The names may have been changed but Michael Winterbottom and his screenwriter Paul Viragh do little to disguise the fact that The Face of an Angel is explicitly based on the real life case of the murder of English student Meredith Kercher and the subsequent media circus camped around the case. Indeed the film claims to be an adaptation of writer Barbie Latza Nadeau's non-fiction book Angel Face, an account of the trial of Kercher's accused killer, American student Amanda Knox. The film even goes so far as to include a closing dedication to the memory of Kercher herself.
Bruhl plays Thomas, a once successful filmmaker who arrives in Italy with the aim of revitalising his career with a documentary investigating the murder of English student Elizabeth Pryce in the medieval city of Siena. His initial guide is Simone (Beckinsale) the melancholic author of a bestselling book on the subject, but soon he befriends Melanie (Delevingne), another English student working nights in a local bar in the city. The further he investigates the case, the more he becomes haunted by terrors both real and imagined.

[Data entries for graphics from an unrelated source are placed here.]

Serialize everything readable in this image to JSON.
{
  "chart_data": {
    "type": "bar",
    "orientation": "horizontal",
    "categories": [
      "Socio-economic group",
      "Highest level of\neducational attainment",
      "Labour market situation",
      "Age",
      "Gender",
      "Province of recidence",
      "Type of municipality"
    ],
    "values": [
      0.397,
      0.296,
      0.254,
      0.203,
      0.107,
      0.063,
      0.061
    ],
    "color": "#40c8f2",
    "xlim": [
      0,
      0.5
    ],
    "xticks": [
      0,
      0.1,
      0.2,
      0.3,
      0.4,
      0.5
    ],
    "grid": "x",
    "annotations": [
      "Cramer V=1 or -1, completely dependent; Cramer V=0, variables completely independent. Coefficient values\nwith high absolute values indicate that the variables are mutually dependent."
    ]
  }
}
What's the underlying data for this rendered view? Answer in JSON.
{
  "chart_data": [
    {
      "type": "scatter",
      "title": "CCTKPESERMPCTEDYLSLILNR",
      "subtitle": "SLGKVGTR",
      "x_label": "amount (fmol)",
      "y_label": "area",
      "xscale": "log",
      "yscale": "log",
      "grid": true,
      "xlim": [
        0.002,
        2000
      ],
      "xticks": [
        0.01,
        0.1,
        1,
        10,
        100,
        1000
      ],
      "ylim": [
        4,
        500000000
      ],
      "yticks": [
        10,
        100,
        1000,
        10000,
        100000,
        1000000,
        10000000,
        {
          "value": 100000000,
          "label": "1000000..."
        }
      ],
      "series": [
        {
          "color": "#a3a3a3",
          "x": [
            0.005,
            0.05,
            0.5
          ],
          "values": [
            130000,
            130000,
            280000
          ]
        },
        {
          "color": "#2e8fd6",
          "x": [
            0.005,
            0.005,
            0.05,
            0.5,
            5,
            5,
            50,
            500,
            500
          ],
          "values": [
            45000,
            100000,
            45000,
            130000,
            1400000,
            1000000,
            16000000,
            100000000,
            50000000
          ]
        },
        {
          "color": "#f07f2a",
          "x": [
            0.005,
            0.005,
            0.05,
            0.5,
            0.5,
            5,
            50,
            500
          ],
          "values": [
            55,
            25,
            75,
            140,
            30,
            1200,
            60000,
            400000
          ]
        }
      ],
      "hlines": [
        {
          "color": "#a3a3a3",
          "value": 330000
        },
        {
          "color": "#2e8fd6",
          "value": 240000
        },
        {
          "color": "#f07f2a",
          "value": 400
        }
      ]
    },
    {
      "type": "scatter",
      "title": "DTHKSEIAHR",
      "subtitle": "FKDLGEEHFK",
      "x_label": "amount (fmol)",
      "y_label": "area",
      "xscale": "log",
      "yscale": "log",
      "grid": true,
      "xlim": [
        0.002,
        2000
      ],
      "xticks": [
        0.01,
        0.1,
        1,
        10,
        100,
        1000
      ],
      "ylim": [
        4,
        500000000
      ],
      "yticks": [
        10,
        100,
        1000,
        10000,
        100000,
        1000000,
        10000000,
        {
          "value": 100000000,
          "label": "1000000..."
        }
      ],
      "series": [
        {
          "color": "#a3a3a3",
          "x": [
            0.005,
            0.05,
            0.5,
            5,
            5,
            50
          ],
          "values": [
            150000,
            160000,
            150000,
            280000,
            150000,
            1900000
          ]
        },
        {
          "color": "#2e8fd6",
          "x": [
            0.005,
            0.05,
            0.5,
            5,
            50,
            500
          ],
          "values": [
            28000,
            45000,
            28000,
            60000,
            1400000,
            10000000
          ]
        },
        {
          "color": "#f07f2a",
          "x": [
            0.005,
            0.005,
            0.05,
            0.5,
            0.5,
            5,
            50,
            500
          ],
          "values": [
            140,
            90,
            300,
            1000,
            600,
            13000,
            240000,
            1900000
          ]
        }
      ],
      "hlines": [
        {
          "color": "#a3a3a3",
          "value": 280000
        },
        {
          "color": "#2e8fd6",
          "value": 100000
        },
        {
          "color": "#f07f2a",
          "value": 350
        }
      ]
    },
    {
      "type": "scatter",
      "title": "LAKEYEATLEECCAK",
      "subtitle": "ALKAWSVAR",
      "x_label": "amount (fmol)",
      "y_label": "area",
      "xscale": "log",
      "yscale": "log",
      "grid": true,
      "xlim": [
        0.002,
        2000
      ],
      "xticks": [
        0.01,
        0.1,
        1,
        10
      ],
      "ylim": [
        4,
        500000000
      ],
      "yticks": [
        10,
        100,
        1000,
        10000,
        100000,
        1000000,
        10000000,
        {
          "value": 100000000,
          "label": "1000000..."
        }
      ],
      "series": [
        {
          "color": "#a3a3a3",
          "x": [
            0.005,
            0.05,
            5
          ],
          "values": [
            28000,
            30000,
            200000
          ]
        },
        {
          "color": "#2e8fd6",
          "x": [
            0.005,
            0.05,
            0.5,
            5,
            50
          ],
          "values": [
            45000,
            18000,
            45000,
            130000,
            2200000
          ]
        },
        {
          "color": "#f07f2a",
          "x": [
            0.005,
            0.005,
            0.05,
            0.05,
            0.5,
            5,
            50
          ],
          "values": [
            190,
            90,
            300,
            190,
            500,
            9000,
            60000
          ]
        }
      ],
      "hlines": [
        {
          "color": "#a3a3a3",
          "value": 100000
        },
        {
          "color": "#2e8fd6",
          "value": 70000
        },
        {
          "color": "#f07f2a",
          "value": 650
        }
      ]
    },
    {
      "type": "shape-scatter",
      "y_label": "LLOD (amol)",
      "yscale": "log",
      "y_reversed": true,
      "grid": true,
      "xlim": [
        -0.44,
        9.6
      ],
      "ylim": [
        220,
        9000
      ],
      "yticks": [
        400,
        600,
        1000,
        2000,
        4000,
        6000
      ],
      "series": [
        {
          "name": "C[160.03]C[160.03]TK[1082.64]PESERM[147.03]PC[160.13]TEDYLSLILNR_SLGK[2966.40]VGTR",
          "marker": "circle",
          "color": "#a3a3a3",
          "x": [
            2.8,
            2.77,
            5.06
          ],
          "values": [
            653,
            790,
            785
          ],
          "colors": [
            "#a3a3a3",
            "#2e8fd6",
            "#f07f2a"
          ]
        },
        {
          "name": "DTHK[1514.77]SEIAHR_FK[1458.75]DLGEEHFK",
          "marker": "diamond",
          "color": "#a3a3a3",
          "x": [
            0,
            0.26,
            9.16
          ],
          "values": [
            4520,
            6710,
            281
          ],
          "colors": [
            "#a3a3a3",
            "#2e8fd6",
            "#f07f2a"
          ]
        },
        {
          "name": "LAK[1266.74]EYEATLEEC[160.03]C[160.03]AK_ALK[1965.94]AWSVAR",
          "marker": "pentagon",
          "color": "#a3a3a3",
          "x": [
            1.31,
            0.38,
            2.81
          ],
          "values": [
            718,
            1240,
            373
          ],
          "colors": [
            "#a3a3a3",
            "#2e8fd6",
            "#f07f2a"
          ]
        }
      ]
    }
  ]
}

Winterbottom's film does little to shed light on the infamous Kercher killing, using it merely as a backdrop for a story that plays out like a poorly conceived homage to Antonioni's The Passenger, with Bruhl's Thomas attempting to escape the troubles of his life by hooking up with a younger girl and losing himself in a foreign locale. The relationship between Thomas and Melanie is an odd one. Initially Thomas recruits the student to act as a guide through the Siena social scene, but Melanie proves practically useless in this regard. Their coupling is purely platonic as presented here, but the movie gives the impression it's been rendered so in the editing suite. On the other hand, Thomas does bed Simone, a pairing that's hard to swallow. Despite looking like Kate Beckinsale, Simone seems inexplicably lonely and desperate for male company.
Ultimately, The Face of an Angel will be remembered as the introduction for many viewers to the phenomenon in the making that is Cara Delevingne. The former model and society girl has a bunch of movies on the way in 2015 and on the evidence of her natural but charismatic performance here we can expect big things from the young Brit. While the rest of the cast appears confused and uncomfortable with the material provided, Delevingne owns every scene she appears in, and unlike her co-star Beckinsale, an actress who simply looks like a movie star, Delevingne may well prove to be the real deal.